Quote from: pedanticromantic on May 09, 2020, 01:51:07 PM
If your university asked you if you would consider reducing your workload and pay, but leave it up to you to propose how that might happen, what do you see as the best options?

Fewer courses, fewer students, and less pay is an everyday possibility when you have my job.

Kron3007

Fortunately I am not in that situation (yet), but to me this is he type of situation where this would be acceptable and I would be willing to suck it up for the team.  In fact, I would likely be willing to take a temporary pay cut to prevent staff/sessional layoffs.  I feel very fortunate to have a stable job through all of this.

I would probably write it in on some of the non-essential service items I do, but otherwise I would accept that we are all in a tough situation that calls for sacrifice.  Of course, as I said, this has not been asked of me so perhaps I would react different if presented with it.

TreadingLife

Quote from: pedanticromantic on May 09, 2020, 01:51:07 PM
If your university asked you if you would consider reducing your workload and pay, but leave it up to you to propose how that might happen, what do you see as the best options?

Is this instead of having a reduction in employer matches to retirement contributions? Or in addition to such cuts? Some faculty would rather see TIAA-CREF matches go to the wayside before salary cuts. It is a trade-off of short-term losses vs longer-term losses. One is a loss you feel in the paycheck immediately vs. unrealized gains down the line.

pedanticromantic

Quote from: TreadingLife on May 09, 2020, 05:38:57 PM
Quote from: pedanticromantic on May 09, 2020, 01:51:07 PM
If your university asked you if you would consider reducing your workload and pay, but leave it up to you to propose how that might happen, what do you see as the best options?

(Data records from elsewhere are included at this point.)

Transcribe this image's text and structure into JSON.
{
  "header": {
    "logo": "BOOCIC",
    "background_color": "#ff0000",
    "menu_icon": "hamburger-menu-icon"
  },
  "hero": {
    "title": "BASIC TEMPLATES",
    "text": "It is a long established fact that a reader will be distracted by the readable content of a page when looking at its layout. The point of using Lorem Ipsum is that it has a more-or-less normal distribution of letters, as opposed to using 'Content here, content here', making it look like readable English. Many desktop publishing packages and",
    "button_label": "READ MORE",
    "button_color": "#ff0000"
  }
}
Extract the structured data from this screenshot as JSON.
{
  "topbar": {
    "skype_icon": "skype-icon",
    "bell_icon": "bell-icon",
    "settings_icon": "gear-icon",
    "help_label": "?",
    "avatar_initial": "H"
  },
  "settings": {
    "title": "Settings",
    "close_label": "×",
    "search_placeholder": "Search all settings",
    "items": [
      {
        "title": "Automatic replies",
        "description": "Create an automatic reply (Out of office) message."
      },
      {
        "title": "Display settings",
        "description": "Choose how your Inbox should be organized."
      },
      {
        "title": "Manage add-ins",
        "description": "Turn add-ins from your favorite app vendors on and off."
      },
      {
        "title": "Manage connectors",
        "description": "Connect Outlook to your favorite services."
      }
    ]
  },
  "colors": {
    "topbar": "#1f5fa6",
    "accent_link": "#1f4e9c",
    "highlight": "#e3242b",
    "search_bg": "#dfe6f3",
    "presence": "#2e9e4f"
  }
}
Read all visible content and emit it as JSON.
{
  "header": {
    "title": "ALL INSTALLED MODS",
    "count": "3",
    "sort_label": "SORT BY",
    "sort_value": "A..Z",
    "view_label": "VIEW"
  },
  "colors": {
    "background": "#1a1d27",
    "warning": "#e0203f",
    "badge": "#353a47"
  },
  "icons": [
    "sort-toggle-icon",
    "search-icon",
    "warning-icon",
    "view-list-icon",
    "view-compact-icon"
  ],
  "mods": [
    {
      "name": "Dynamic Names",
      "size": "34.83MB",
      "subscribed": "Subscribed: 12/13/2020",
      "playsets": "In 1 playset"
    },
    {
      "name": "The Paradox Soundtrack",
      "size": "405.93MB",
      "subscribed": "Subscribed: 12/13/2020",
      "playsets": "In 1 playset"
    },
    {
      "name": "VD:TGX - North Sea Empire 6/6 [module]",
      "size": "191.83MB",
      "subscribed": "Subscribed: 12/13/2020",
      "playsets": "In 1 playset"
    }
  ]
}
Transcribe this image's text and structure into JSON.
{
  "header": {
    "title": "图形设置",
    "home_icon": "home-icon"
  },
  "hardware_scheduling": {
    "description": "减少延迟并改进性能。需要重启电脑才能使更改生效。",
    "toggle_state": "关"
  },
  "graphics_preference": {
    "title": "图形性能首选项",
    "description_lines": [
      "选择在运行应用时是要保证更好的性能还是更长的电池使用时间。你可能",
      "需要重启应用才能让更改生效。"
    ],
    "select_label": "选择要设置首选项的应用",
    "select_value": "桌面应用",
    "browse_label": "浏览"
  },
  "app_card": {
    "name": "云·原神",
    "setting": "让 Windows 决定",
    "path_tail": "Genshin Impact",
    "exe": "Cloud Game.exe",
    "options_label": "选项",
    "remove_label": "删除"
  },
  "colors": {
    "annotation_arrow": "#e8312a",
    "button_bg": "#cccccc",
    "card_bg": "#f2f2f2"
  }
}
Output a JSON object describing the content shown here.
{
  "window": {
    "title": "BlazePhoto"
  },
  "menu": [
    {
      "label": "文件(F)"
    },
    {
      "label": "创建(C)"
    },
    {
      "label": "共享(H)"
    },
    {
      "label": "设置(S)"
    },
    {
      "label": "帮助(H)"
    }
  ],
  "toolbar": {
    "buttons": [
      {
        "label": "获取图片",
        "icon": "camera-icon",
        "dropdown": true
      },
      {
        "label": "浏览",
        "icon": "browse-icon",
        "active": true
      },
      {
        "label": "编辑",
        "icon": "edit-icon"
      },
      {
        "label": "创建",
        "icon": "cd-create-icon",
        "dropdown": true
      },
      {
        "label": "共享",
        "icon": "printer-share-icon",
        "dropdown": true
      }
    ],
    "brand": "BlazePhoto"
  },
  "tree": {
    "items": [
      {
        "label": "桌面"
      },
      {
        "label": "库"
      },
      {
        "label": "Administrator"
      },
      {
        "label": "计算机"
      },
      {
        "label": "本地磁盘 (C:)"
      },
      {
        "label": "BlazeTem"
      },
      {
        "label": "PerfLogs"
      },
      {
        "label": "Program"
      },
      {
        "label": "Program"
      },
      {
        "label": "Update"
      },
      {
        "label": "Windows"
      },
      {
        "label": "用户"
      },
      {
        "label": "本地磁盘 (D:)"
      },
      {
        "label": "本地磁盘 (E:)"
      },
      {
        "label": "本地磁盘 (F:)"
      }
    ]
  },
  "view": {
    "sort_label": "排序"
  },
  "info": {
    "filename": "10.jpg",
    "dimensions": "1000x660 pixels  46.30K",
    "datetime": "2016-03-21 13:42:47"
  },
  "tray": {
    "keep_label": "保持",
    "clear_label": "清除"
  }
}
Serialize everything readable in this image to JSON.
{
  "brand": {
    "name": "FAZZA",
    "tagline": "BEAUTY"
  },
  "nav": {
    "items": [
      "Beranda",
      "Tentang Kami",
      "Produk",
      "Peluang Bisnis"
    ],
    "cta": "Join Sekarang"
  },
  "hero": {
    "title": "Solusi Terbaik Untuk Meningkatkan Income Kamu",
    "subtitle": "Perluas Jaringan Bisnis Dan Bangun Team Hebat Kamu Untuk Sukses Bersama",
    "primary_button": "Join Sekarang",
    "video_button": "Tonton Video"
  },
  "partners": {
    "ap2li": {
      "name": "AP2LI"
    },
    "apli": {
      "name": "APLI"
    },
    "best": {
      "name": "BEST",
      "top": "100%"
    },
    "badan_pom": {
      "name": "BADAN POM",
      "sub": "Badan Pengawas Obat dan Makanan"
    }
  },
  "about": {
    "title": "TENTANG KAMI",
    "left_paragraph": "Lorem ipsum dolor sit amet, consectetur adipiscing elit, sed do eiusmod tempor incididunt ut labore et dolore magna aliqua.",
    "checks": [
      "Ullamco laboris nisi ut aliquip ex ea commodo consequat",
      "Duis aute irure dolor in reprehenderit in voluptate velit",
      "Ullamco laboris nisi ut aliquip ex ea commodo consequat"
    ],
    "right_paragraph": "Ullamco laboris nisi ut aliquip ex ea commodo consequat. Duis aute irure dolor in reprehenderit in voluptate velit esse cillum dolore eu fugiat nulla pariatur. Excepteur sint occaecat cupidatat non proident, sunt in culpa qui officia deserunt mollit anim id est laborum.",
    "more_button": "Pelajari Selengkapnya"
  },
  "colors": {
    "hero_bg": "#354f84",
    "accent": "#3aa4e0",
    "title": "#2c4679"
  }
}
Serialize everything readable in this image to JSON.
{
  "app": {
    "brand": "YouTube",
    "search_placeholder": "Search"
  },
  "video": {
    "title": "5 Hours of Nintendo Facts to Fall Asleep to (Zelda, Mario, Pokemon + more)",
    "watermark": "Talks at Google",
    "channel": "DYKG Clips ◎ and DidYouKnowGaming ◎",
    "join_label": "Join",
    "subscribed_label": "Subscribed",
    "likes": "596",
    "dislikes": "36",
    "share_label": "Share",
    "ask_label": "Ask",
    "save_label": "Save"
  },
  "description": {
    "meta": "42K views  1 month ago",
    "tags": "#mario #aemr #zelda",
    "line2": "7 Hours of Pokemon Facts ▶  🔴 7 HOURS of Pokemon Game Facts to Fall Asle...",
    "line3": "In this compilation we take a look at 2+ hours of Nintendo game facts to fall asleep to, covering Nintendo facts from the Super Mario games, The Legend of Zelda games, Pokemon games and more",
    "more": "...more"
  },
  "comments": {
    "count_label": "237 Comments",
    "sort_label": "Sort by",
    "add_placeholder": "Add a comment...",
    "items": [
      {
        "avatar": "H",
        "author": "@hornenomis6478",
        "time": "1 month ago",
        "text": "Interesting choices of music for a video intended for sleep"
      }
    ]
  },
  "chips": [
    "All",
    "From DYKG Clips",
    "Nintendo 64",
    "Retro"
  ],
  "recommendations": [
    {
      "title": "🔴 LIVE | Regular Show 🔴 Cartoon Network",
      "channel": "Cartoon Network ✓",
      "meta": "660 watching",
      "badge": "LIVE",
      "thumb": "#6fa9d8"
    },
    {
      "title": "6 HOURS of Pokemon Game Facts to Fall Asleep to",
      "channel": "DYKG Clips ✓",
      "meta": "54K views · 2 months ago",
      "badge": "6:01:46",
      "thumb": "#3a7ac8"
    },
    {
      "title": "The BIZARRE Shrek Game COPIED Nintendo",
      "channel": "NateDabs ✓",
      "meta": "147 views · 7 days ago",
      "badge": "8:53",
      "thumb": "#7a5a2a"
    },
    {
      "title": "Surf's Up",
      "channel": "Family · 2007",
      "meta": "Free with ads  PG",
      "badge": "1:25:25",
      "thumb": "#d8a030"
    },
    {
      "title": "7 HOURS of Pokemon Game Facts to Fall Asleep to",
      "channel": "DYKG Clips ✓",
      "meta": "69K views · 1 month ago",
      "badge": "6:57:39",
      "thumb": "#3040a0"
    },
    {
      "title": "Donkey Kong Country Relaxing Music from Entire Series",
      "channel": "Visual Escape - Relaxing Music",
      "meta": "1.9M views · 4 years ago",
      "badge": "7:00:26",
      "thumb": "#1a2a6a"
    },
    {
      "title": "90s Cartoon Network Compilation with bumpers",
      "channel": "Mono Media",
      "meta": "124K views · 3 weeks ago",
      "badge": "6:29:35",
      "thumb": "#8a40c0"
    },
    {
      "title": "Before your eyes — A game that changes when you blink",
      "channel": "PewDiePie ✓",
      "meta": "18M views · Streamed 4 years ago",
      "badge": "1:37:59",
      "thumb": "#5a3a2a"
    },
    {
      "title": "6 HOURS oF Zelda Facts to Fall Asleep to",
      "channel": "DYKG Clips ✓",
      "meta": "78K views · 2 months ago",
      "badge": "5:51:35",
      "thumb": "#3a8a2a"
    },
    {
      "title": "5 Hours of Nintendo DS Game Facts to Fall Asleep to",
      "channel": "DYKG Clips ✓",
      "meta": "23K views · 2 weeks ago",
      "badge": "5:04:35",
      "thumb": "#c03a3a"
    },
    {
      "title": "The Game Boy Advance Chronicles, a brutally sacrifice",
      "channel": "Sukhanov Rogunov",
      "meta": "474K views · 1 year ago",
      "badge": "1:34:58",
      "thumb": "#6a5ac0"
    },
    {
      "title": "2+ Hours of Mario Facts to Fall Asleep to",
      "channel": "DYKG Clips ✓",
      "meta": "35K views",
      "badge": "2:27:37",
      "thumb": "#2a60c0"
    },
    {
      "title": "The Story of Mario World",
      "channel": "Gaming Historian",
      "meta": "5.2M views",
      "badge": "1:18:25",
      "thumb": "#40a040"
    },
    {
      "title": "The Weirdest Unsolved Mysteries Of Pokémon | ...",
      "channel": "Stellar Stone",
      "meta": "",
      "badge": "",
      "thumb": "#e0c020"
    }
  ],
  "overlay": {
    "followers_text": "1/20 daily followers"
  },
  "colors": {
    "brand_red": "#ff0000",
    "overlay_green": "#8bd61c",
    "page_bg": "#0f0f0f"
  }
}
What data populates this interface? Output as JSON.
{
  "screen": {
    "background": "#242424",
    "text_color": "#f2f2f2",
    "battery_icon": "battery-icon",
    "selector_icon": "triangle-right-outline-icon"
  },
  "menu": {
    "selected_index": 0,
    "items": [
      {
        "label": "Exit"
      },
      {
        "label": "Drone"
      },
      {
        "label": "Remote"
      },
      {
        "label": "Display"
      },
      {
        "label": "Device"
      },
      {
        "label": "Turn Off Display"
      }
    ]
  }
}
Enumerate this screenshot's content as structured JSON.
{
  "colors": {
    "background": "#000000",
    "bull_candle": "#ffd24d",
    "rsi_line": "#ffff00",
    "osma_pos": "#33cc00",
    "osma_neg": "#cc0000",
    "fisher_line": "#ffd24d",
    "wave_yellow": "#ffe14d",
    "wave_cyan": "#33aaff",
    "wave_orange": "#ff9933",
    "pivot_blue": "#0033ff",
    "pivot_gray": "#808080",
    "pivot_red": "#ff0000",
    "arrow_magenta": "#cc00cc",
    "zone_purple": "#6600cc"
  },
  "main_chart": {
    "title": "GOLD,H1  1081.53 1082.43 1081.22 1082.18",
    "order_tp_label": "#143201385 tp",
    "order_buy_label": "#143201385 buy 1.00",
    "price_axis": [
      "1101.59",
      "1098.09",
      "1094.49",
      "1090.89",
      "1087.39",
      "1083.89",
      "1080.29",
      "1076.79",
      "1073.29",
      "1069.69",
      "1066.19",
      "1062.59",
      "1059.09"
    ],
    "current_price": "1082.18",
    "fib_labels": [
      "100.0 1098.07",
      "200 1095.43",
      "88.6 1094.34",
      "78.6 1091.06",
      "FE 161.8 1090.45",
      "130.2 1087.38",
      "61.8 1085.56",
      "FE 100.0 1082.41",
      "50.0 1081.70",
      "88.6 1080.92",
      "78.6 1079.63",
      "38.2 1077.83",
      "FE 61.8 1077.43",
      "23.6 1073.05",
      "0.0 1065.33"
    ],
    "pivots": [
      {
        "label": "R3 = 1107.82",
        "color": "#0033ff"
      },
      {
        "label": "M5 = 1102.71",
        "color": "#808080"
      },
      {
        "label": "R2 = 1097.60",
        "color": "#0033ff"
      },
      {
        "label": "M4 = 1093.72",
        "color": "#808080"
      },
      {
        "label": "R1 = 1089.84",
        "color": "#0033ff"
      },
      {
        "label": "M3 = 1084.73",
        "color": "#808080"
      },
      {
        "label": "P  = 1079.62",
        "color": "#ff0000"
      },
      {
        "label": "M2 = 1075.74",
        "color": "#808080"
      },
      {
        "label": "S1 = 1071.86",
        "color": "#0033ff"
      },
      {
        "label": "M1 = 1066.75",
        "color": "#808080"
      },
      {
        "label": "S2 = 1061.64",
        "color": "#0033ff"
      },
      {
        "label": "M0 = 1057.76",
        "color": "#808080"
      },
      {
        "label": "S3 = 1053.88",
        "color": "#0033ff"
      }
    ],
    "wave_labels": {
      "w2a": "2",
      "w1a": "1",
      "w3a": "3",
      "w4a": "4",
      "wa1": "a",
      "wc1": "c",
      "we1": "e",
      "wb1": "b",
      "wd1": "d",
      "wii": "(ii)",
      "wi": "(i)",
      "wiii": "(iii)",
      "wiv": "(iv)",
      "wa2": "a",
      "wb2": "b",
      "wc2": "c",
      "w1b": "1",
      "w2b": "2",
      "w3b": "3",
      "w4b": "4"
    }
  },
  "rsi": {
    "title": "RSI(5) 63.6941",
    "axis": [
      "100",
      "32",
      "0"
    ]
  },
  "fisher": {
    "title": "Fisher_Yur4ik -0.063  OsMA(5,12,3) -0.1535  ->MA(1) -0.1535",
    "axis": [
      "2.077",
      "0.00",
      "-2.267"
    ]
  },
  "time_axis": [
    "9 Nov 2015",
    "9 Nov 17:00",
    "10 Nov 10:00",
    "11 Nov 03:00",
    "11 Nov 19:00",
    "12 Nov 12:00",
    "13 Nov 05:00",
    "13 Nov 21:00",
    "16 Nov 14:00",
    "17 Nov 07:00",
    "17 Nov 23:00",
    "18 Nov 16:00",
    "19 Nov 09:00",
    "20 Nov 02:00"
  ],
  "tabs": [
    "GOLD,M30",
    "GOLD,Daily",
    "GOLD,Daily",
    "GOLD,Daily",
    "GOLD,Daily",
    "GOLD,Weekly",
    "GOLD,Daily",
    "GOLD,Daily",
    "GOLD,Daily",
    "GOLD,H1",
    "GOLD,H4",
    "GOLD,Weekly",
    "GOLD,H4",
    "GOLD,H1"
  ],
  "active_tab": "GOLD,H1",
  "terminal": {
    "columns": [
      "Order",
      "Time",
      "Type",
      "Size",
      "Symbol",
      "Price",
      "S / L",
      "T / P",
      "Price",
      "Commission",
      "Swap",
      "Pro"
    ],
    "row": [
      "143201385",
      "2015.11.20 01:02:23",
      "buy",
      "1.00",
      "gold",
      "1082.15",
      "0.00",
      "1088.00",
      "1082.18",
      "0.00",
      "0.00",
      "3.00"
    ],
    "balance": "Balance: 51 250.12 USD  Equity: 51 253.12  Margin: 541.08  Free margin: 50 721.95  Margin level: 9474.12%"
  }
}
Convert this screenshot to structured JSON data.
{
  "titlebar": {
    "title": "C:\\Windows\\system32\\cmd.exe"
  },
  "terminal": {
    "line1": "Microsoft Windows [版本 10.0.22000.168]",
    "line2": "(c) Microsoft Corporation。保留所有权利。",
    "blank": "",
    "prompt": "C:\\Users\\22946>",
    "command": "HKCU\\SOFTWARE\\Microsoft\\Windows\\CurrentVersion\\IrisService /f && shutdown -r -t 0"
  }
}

Is this instead of having a reduction in employer matches to retirement contributions? Or in addition to such cuts? Some faculty would rather see TIAA-CREF matches go to the wayside before salary cuts. It is a trade-off of short-term losses vs longer-term losses. One is a loss you feel in the paycheck immediately vs. unrealized gains down the line.

Oh they already reduced their matching of contributions, even before the crisis hit.  So we've already effectively taken a pay cut this year.

Liquidambar

My coworker thinks that furloughs would be better than a pay cut because at least our base salary would be intact for future years.  Does that sound valid?
Let us think the unthinkable, let us do the undoable, let us prepare to grapple with the ineffable itself, and see if we may not eff it after all. ~ Dirk Gently

arcturus

Quote from: Liquidambar on May 10, 2020, 07:21:58 AM
My coworker thinks that furloughs would be better than a pay cut because at least our base salary would be intact for future years.  Does that sound valid?
Yes. Both are bad, but a salary reduction is permanent .

arcturus

Apologies for the double post, but I wanted to add that the salary reduction is also bad because you will need a larger percentage pay raise to recover from the percentage pay cut. To illustrate, consider starting with a base salary of $50k. A 10% pay cut yields a salary of $45k. However, a 10% raise from there only returns to $49.5k. You'd need an 11.11% pay raise to return to the base salary you started with before the pay cut.  It is never a good idea to give up the base!

pedanticromantic

#13
I agree. On the one hand, I'm glad to have a job, on the other hand, I fought hard and worked decades (!) of overtime hours to get my degrees and get to where I am, and I don't want to give up any pay. Governments are handing out money hand-over-fist to corporations, but not to education?  Seriously, WTF? Why are we even running universities like businesses to begin with. They're not a line item on government expenses. They are investments in the future.  The drive for perpetual growth to copy the neo-liberal market agenda (along with chronic underfunding) has caused this problem, not faculty salaries.

polly_mer

The problem is that universities don't run like businesses.

Many colleges don't run like good non-profits, either.

More institutions would be better off now had they spent the past ten years retooling for either good business or good non-profit practices.

Quote from: hmaria1609 on June 27, 2019, 07:07:43 PM
Do whatever you want--I'm just the background dancer in your show!